A la capital castellana se le solía llamar fachadolid (aún ocurre) con cierta malicia y un punto de guasa. El sobrenombre, sin embargo, no viene de muy lejos. Se extendió en los últimos años 70 cuando el ocaso del franquismo tuvo en la capital del Pisuerga una cierta resistencia: policías conniventes con nostálgicos del régimen y flamantes Guerrilleros de Cristo Rey provocaron no pocas escandaleras con palizas añadidas y asaltos a bares de rojos asomando de nuevo la pistola.
Llovía sobre mojado porque del terruño fue antes el mártir Onésimo Redondo; prohombres del falangismo y la dictadura, como Girón de Velasco; y peculiares ultras como el gobernador Romojaro (“no me beses con descaro que nos multa Romojaro”, escribía con sorna años después Francisco Umbral, hijo de aquella ciudad).
Con todo, su derechismo franquista no es más singular o destacado que en otras ciudades, solo tronó algo más en el momento en que sus seguidores lloraban a Franco. La mejor prueba es que, con las primeras elecciones municipales democráticas, se dieron un alcalde socialista, Tomás Rodríguez Bolaños, ya fallecido, con el que la ciudad tomó la nueva andadura hacia la que hoy es.

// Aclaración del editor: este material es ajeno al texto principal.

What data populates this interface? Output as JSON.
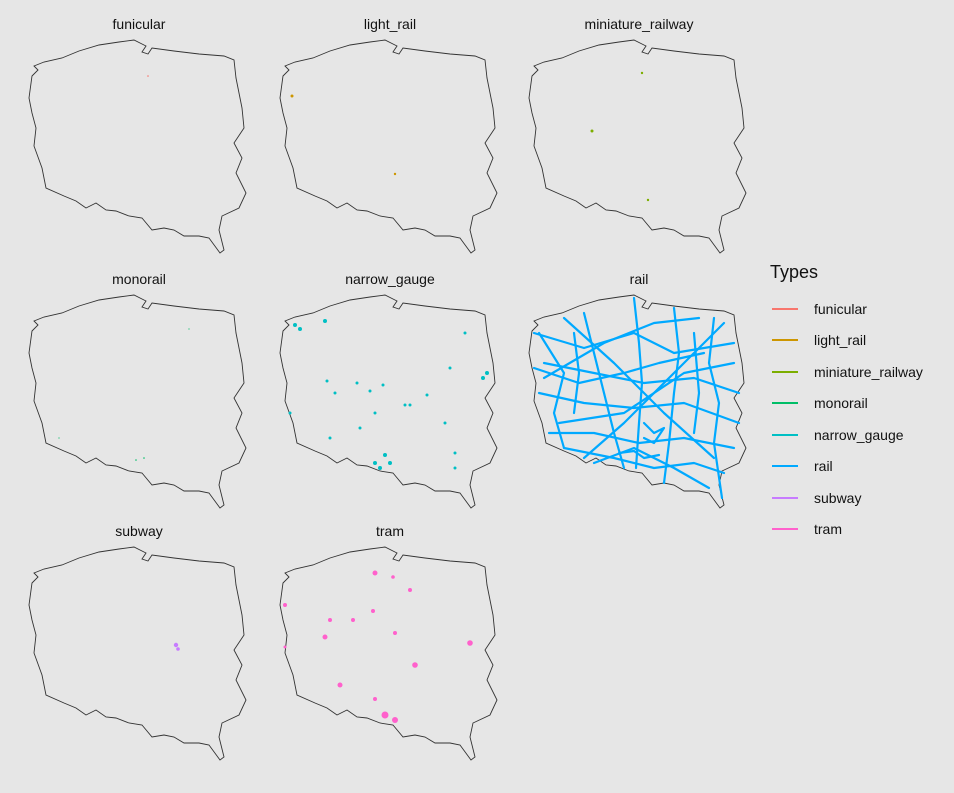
{
  "legend": {
    "title": "Types",
    "items": [
      {
        "label": "funicular",
        "color": "#F8766D"
      },
      {
        "label": "light_rail",
        "color": "#CD9600"
      },
      {
        "label": "miniature_railway",
        "color": "#7CAE00"
      },
      {
        "label": "monorail",
        "color": "#00BE67"
      },
      {
        "label": "narrow_gauge",
        "color": "#00BFC4"
      },
      {
        "label": "rail",
        "color": "#00A9FF"
      },
      {
        "label": "subway",
        "color": "#C77CFF"
      },
      {
        "label": "tram",
        "color": "#FF61CC"
      }
    ]
  },
  "panels": [
    {
      "title": "funicular",
      "type": "funicular"
    },
    {
      "title": "light_rail",
      "type": "light_rail"
    },
    {
      "title": "miniature_railway",
      "type": "miniature_railway"
    },
    {
      "title": "monorail",
      "type": "monorail"
    },
    {
      "title": "narrow_gauge",
      "type": "narrow_gauge"
    },
    {
      "title": "rail",
      "type": "rail"
    },
    {
      "title": "subway",
      "type": "subway"
    },
    {
      "title": "tram",
      "type": "tram"
    }
  ]
}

Detuvo como pudo la piqueta que acababa con los pocos palacios y casonas nobles que aún quedaban en el centro, y comenzó a dar sentido a una ciudad a la que la especulación urbanística de los 60/70 atacó como bandada de alcatraces.
Al poco tiempo, Valladolid sonaba con otra melodía, y de los múltiples baretos, chiscones universitarios y otros de tránsito del villesco o parada de obreros, pasó al restaurante de mantel, la barra repleta de pinchos y el vino por inundación. La recién nacida denominación Ribera del Duero comenzó a surtir marcas y botellas por miles que pronto logran cambiar el olor, el color, el ánimo y el ambiente de gran parte de su extenso centro urbano.
Pasear por varias de sus calles un viernes a la hora del aperitivo en día fresco y calmado es catar por la nariz todos los matices del Ribera: frambuesas y grosellas, moras y violetas jóvenes y potentes. Valladolid, entonces, es una bodega abierta que destapa los corchos de sus toneles.
Quedarse en el barrio
En torno a este centro báquico se ha desarrollado una gastronomía pujante, rica y un punto soberbia. Muchos de sus restaurantes se lo merecen, aunque a cambio, han disparado el alquiler y el suelo hasta el cielo. ¿Quién puede abrir algo ahí?
Así que, al compás de la migración del vallisoletano del centro a las múltiples promociones de viviendas en la periferia (Parquesol y más), inversores y cocineros arrojados abren nuevos espacios con ideas frescas y llenas de sorpresas y comodidades.
Uno de esos hallazgos es el restaurante Gabi García (Vereda, 2). Está situado en uno de esos ramales por los que se derrama el Paseo de Zorrilla cuando se pierde al sur de la ciudad en una especie de delta urbano. Es pequeño y luminoso: cristal y mantel blanco. Y se come de cine. Una carta relativamente corta y sin perifollos literarios; recetas conocidas con la evolución adecuada para que sean de ahora; productos de calidad y una cocina que se sirve al momento.
Era viernes y tomamos media ración de potaje de siempre y diferente, unos espárragos frescos del tiempo y unos canelones de carrillera de buey sensacionales. A nuestro lado, dos chicas disfrutaban de un carpaccio de lubina y luego chillaron (literal) el coulant de chocolate. Se puede hablar y no es caro.
Experiencias como la de Gabi García se vienen produciendo en casi todas las ciudades “no vacías”. Los centros históricos están imposibles y la gente vive en las nuevas periferias. Muchos de ellos ya no toman el aperitivo o cenan los festivos en el centro, se quedan en su zona, en su barrio. Y, además -como es el caso que comentamos – muy bien y un 30% más barato que en el casco urbano atormentado por el personal.